Le sirene dello Stato imprenditore e soprattutto del modello Iri tornano ad aggirarsi sulla politica italiana – Ma è davvero questo che serve oggi al nostro Paese? Ecco cosa racconta la vera storia dell’impresa pubblica in Italia

All’Italia serve uno Stato imprenditore o uno Stato migliore?

Da qualche anno, soprattutto in Italia, per oggettive ragioni dovute all’arretramento relativo dei nostri sistemi industriale, di istruzione e ricerca, all’invecchiamento demografico, all’aumento della povertà e delle disuguaglianze soprattutto a danno delle giovani generazioni, crescono le esigenze di rafforzamento dell’intervento pubblico. Oggi esso è reso urgentissimo dalla catastrofe sanitaria ed economica legata alla pandemia da coronavirus. 

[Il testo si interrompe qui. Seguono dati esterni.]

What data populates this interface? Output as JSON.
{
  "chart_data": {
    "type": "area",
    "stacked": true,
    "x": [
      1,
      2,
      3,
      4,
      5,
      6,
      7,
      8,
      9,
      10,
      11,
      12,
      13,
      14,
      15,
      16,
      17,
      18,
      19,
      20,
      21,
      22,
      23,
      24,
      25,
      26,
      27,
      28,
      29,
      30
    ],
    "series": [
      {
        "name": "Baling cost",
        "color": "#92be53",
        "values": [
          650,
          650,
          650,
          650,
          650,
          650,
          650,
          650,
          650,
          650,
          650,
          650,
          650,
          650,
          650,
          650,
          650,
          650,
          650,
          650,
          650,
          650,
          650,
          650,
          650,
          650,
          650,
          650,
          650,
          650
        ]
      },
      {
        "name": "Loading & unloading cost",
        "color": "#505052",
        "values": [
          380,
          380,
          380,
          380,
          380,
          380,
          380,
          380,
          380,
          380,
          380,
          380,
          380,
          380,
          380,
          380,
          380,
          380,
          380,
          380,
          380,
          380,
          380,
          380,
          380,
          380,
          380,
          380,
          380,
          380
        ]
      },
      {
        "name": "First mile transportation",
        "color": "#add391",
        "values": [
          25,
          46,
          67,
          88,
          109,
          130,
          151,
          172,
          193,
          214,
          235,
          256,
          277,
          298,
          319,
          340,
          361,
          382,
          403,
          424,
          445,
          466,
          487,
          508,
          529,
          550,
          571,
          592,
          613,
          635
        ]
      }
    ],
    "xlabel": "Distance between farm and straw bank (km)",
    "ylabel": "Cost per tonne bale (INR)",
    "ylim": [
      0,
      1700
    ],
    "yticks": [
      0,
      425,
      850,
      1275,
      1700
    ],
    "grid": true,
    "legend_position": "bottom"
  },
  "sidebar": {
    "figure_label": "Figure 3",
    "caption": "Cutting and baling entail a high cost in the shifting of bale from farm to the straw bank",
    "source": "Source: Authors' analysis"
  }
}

Da più voci viene però inspiegabilmente richiesta la ricostituzione dello Stato imprenditore, nell’esperienza storica italiana rappresentato dall’Iri, dall’Eni e dagli enti pubblici autonomi, notoriamente liquidati nel 1992 con la privatizzazione della grandissima parte delle imprese controllate, rimanendo tuttavia in mano al Tesoro sotto forma di Spa, le ancor oggi nostre migliori e più competitive industrie, tra cui l’ENI.

Una economista americana dal dignitoso ma non strepitoso profilo scientifico, è stata addirittura chiamata in Italia come consulente del Presidente del Consiglio Conte, proprio in quanto sostenitrice della riattualizzazione dell’esperienza dello Stato imprenditore in Italia, e specificamente del modello dell’IRI, considerando ciò condizione per la necessaria iniezione di innovazione nel sistema industriale italiano.

L’opinione politica più autorevole espressa in questi giorni è quella di Romano Prodi, avendo presieduto l’Iri tra il 1982 e il 1989 e nel 1993-94, oltre che successivamente il Consiglio dei Ministri; essendo stato dunque responsabile e artefice di una parte significativa proprio delle privatizzazioni.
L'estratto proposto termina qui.